The DataLoader should be able to consume dicts as seen here:

class MyDataset(Dataset):
    def __init__(self):
        self.data = torch.arange(10)
        self.target = torch.arange(10, 20)
        
    def __len__(self):
        return len(self.data)
    
    def __getitem__(self, index):
        x = self.data[index]
        y = self.target[index]
        return {"img": x, "target": y}

dataset = MyDataset()
print(dataset[0])
# {'img': tensor(0), 'target': tensor(10)}

loader = DataLoader(dataset, batch_size=5)
for batch in loader:
    print(batch)
    print(batch["img"].shape)
    
# {'img': tensor([0, 1, 2, 3, 4]), 'target': tensor([10, 11, 12, 13, 14])}
# torch.Size([5])
# {'img': tensor([5, 6, 7, 8, 9]), 'target': tensor([15, 16, 17, 18, 19])}
# torch.Size([5])

but it’s unclear how you are setting up your dataset and how the samples are created.

TzviNoy · March 8, 2023, 5:54am

Since the input / output format seems unusual wouldn’t it be a suitable case for using custom-made collate_fn?

ptrblck · March 8, 2023, 5:57am

Maybe a custom collate_fn could help as I don’t know why the original code doesn’t work.
My code snippet shows that dicts are acceptable and won’t create the mentioned output.

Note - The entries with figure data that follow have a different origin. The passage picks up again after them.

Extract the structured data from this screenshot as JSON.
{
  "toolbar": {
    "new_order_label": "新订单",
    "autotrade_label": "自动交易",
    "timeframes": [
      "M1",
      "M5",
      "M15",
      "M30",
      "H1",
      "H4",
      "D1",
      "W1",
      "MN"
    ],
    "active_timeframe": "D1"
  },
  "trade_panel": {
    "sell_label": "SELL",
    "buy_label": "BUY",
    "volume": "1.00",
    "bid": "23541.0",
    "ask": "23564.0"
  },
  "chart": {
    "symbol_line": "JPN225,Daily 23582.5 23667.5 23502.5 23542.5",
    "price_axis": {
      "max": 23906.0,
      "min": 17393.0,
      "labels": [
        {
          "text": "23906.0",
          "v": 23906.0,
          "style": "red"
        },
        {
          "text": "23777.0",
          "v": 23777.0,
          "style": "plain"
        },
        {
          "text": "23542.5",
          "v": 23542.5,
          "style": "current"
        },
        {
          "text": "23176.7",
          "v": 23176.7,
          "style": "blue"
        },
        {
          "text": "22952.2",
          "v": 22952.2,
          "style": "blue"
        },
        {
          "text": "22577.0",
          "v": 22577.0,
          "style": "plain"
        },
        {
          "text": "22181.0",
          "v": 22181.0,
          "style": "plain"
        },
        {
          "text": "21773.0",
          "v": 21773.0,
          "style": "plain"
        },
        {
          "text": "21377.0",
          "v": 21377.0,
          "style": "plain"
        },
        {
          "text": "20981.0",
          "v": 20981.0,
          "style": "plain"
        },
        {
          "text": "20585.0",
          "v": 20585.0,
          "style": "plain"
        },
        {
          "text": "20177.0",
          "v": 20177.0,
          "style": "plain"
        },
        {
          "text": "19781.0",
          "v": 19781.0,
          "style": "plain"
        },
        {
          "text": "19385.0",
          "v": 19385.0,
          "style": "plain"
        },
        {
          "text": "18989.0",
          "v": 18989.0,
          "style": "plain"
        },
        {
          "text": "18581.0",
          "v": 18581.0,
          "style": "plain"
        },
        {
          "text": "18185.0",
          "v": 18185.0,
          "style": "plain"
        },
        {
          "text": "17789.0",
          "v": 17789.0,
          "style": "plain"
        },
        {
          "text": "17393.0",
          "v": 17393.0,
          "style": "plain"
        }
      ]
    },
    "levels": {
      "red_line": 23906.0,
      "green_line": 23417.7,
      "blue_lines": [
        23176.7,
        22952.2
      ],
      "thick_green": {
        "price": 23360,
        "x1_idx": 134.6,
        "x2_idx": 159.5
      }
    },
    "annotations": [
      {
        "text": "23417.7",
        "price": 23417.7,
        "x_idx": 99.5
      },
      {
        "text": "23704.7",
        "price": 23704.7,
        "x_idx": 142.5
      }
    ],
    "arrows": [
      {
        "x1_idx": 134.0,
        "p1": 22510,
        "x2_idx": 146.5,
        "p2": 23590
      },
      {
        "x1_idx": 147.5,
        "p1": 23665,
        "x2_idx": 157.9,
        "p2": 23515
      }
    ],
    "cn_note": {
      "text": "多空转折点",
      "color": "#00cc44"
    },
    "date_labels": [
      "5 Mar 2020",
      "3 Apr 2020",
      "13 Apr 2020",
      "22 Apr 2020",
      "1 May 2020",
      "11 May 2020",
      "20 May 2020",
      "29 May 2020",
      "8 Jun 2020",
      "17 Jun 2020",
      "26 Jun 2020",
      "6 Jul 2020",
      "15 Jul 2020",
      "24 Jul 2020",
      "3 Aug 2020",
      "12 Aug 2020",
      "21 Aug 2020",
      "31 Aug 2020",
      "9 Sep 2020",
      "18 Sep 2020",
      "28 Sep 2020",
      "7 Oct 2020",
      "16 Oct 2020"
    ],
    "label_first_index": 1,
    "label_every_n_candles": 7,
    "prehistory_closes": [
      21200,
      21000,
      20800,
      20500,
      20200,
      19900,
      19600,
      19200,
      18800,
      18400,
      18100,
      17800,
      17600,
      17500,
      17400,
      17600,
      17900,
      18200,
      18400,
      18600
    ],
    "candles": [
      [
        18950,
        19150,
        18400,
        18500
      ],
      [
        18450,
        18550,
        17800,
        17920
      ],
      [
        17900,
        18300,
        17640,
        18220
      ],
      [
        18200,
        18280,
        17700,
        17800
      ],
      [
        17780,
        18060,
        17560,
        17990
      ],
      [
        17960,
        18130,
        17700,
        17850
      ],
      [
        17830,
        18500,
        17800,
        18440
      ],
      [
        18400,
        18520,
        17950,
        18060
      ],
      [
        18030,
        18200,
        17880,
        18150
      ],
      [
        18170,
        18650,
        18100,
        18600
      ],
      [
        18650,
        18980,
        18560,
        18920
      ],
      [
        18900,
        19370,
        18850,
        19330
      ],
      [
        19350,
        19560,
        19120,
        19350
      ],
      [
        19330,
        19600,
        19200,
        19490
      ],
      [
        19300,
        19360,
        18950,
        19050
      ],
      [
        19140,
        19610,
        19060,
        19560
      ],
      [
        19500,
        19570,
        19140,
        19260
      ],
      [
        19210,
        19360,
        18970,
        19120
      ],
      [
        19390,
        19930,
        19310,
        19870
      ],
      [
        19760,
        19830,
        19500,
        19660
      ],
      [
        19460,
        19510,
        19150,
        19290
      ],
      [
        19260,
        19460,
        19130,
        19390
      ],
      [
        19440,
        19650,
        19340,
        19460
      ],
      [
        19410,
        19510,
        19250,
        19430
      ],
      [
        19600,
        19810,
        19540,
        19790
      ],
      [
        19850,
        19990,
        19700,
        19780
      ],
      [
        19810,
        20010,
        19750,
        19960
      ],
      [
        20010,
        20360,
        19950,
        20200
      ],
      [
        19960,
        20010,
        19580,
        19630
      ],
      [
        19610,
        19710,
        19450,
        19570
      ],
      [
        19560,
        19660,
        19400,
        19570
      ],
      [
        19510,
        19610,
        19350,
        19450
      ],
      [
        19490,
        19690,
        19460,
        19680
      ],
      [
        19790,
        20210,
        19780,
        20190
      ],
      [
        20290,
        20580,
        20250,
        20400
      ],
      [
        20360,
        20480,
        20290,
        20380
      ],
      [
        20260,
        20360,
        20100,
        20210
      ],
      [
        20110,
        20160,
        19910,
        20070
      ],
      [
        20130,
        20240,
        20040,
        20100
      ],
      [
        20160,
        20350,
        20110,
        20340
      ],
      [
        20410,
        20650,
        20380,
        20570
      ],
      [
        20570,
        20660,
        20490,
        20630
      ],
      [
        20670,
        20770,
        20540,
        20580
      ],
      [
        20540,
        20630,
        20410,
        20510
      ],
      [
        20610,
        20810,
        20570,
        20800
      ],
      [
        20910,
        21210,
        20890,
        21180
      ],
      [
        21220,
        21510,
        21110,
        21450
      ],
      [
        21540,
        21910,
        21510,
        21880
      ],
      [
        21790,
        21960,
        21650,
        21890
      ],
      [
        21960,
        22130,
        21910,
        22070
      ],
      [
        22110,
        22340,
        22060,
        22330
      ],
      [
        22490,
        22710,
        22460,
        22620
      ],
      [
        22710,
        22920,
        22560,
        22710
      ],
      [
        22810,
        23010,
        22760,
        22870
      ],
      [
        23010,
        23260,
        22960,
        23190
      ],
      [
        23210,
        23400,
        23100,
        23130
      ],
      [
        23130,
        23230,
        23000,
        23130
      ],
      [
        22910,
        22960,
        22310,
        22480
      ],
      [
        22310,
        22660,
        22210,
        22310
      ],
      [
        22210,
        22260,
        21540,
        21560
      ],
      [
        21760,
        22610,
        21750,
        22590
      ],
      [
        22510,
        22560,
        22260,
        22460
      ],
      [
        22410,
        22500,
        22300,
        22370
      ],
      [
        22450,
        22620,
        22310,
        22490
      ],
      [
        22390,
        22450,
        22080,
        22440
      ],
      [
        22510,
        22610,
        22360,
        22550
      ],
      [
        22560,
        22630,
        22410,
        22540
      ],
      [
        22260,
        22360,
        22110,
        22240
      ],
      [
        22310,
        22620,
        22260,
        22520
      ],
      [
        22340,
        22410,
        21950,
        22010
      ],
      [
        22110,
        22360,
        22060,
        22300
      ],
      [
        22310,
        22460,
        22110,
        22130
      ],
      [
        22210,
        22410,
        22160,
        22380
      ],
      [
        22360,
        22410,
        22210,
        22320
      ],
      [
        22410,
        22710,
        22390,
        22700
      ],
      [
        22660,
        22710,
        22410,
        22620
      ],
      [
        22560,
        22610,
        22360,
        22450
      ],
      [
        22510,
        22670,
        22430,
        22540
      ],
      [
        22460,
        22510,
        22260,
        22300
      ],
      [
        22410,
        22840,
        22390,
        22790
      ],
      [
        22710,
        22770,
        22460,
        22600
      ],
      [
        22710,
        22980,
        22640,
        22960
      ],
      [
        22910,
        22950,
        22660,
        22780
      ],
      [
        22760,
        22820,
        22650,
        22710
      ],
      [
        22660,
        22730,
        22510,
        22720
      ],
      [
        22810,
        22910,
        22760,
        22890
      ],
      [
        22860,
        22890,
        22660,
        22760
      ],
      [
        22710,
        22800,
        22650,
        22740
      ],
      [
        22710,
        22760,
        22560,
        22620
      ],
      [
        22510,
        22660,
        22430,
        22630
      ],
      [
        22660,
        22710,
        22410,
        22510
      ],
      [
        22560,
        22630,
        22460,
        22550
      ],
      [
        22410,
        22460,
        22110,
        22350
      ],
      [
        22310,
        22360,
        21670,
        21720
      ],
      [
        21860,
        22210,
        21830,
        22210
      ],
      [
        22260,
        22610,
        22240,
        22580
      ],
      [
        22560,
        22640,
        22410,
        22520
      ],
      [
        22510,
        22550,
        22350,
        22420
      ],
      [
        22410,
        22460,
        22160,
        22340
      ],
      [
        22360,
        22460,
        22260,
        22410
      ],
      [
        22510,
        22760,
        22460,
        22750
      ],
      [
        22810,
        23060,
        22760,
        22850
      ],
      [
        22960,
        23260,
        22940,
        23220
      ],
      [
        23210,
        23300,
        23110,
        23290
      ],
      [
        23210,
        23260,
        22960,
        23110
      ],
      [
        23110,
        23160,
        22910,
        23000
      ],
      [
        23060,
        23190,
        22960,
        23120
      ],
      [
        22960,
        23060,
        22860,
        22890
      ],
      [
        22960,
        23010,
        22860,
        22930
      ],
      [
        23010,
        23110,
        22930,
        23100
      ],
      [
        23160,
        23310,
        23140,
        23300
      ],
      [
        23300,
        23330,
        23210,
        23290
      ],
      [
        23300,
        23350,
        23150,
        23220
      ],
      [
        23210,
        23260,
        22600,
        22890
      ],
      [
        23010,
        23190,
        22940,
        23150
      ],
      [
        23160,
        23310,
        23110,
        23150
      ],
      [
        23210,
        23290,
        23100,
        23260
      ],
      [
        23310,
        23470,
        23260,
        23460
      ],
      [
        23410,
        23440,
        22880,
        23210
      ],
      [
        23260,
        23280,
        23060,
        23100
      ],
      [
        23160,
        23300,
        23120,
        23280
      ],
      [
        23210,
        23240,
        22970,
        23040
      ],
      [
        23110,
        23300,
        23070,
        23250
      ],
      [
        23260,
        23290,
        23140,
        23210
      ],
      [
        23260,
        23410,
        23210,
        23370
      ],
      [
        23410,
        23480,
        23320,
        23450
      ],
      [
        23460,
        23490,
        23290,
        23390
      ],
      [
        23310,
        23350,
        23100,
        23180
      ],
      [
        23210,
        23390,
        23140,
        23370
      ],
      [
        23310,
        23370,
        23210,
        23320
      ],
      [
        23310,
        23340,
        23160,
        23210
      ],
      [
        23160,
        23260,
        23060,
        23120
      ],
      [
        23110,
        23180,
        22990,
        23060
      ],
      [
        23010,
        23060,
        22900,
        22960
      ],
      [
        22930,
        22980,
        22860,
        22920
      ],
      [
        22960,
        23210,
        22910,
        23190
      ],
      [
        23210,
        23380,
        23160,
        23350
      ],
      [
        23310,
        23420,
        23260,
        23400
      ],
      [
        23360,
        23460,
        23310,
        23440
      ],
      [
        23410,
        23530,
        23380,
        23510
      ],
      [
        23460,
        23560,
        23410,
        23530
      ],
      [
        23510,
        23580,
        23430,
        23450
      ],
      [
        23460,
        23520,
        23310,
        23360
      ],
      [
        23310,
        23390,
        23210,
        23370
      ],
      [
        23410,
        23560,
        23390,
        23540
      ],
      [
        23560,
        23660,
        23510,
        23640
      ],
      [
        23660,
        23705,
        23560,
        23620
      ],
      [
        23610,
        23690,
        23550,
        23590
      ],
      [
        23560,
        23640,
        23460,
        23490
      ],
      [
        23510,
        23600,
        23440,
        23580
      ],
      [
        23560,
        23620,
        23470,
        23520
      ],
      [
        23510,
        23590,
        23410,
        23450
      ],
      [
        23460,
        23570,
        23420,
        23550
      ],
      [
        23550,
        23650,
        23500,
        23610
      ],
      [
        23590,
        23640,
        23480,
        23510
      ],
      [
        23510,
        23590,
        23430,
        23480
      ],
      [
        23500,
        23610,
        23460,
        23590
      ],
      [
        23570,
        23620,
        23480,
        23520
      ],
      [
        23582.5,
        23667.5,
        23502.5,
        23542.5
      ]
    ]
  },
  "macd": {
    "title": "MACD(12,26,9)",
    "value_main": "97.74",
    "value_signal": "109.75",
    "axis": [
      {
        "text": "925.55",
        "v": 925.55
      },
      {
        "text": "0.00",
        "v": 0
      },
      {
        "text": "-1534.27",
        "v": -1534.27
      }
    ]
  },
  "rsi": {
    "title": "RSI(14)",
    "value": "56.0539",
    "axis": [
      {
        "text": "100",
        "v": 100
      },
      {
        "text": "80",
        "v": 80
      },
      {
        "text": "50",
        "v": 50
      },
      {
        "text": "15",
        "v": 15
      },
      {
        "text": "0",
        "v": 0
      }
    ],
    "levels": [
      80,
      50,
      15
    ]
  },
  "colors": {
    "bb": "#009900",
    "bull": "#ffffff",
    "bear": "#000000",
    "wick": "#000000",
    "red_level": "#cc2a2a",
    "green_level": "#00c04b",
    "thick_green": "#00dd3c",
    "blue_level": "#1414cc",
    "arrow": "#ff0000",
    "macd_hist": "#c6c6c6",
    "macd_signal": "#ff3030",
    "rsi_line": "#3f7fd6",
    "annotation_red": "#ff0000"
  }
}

TzviNoy · March 8, 2023, 6:22am

Isn’t it because the batch contains elements that are not tensors (dicts and list) that pytorch unable to batch? in your last code snippet you are returning a dict but its values are tensors so it is clear how to batch across samples. As I understand the question we will have:

   def __getitem__(self, index):
      x = img, img_meta_dict, img_transforms # tensor, dict, list
      y = seg, seg_meta_dict, seg_transforms # tensor, dict, list
      return {"img": x, "target": y}

@David_Hresko I think you can change the get_item for something as follow:

   def __getitem__(self, index):
      img_transforms = Compose(img_transforms)
      x = img_transforms(img)
      seg_transforms = Compose(seg_transforms)
      y = seg_transforms(img)
      
      return {"img": x, "target": y, "img_meta": img_meta_dict, "seg_meta": seg_meta_dict}

and:

for (imgs, targets, imgs_meta, targets_meta) in train_loader:
   your_code

then the imgs and targets will have the expected shapes